Catholic psychiatrist and theologian Dr Jack Dominian, who championed a rethink on Christian sexual ethics, has died in the United Kingdom, aged 84.
As early as 1977, Dr Dominian warned against what he called the Catholic Church’s pre-occupation with marital chastity at the expense of other factors in a successful marriage.
In his “Proposals for a New Sexual Ethic”, he argued that the presence of a genuine love between two people – whether they be married or not – validates sex, making it an activity worthy of celebration.
Sexual pleasure, he wrote, must not be trivialised in the eyes of the Church, being one of the “gifts of God to man which can become the springs of joy, pleasure and loving communication”.
Dr Dominian went on to extend the argument in defence of the love between same-sex couples.
To think of sex solely in terms of procreation, he wrote in New Internationalist in 1986, was to deny its “capacity to give life in a more than biological sense”, its role in strengthening a couple’s sexual identity and their sense of commitment to each other.

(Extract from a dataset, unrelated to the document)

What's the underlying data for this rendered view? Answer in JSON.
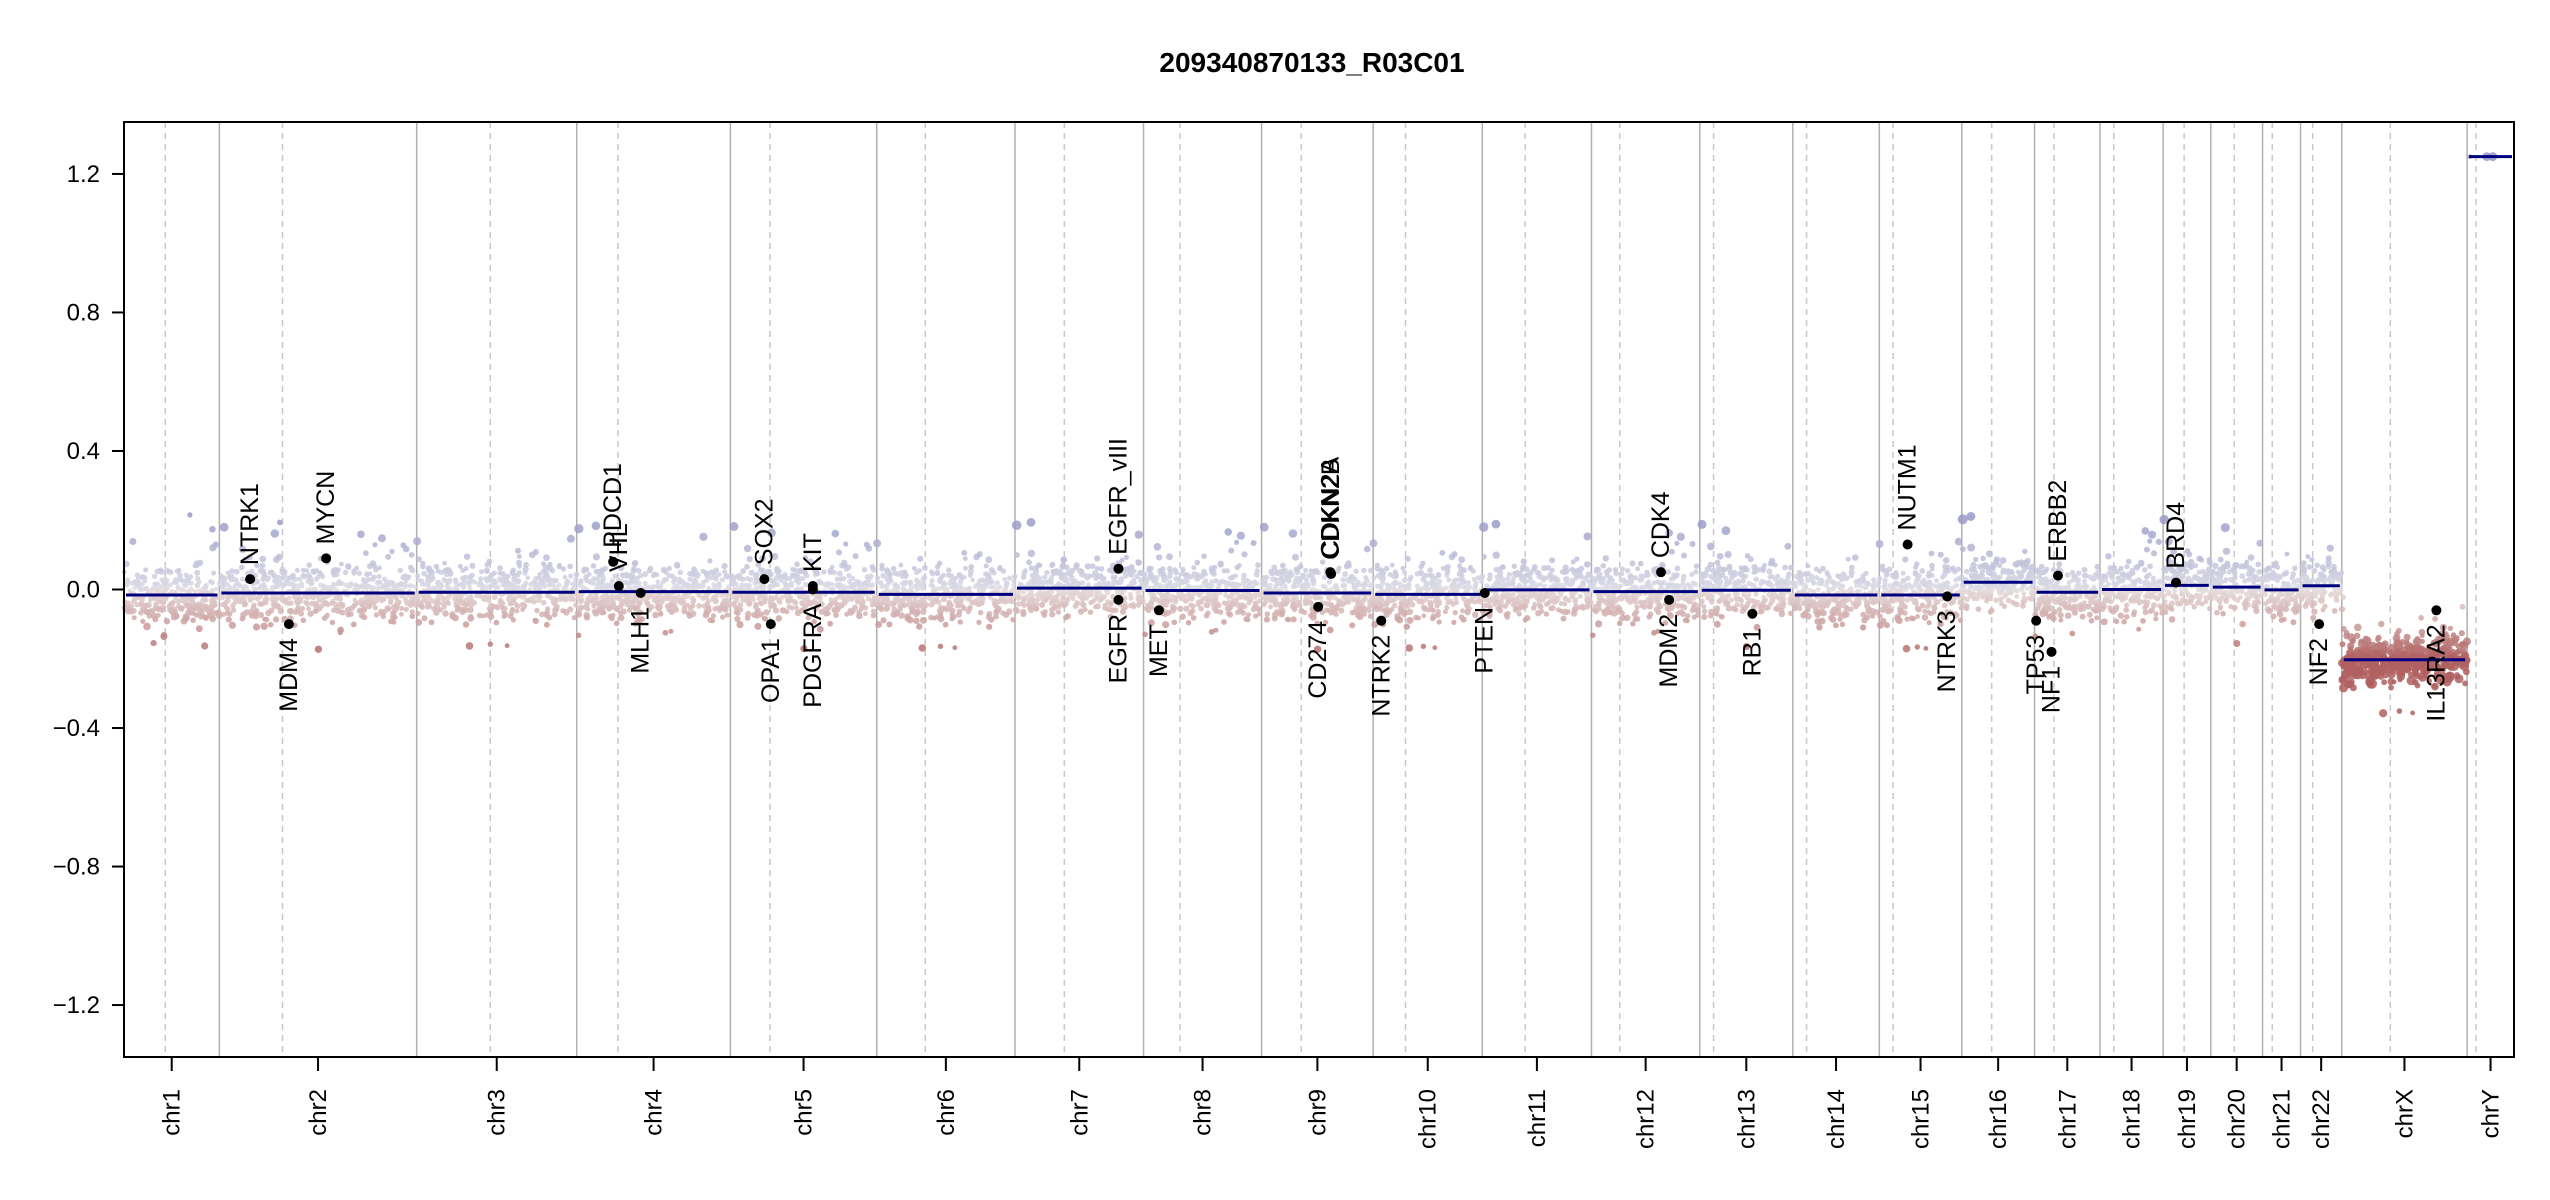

While Dr Dominian admitted that the teachings of the Bible condemned homosexual practices, he ventured that same-sex marriages would one day be possible, and that couples should receive the support of Church and state.
In all, he published more than 30 books, including “The Definitive Guide to What Makes a Marriage Work” (1995), and “One Like Us: A Psychological Interpretation of Jesus” (1998), which employed modern psychoanalytic theories to explore Christ’s childhood development.
In the latter, Dr Dominian argued that Mary’s nurturing in the early years enabled Jesus to develop the emotional maturity to be fully human and fully divine.
It was part of Jesus’ “psychological genius” that he could handle both natures without becoming a split personality, Dr Dominian theorised.
He also wrote that Jesus was “capable of appreciating female beauty and being aroused by it” and was “no prude”.
But Jesus came to give himself to the whole world, not to an exclusive person, he wrote.
Dr Dominian decided to write “One Like Us” because “Christianity is wrapped up in theological terms which are meaningless to the contemporary world”.
Dr Dominian became critical of the Church’s teaching on sexuality, its hierarchical structure and “the gap between the institutional reality and the community of love Jesus set up”.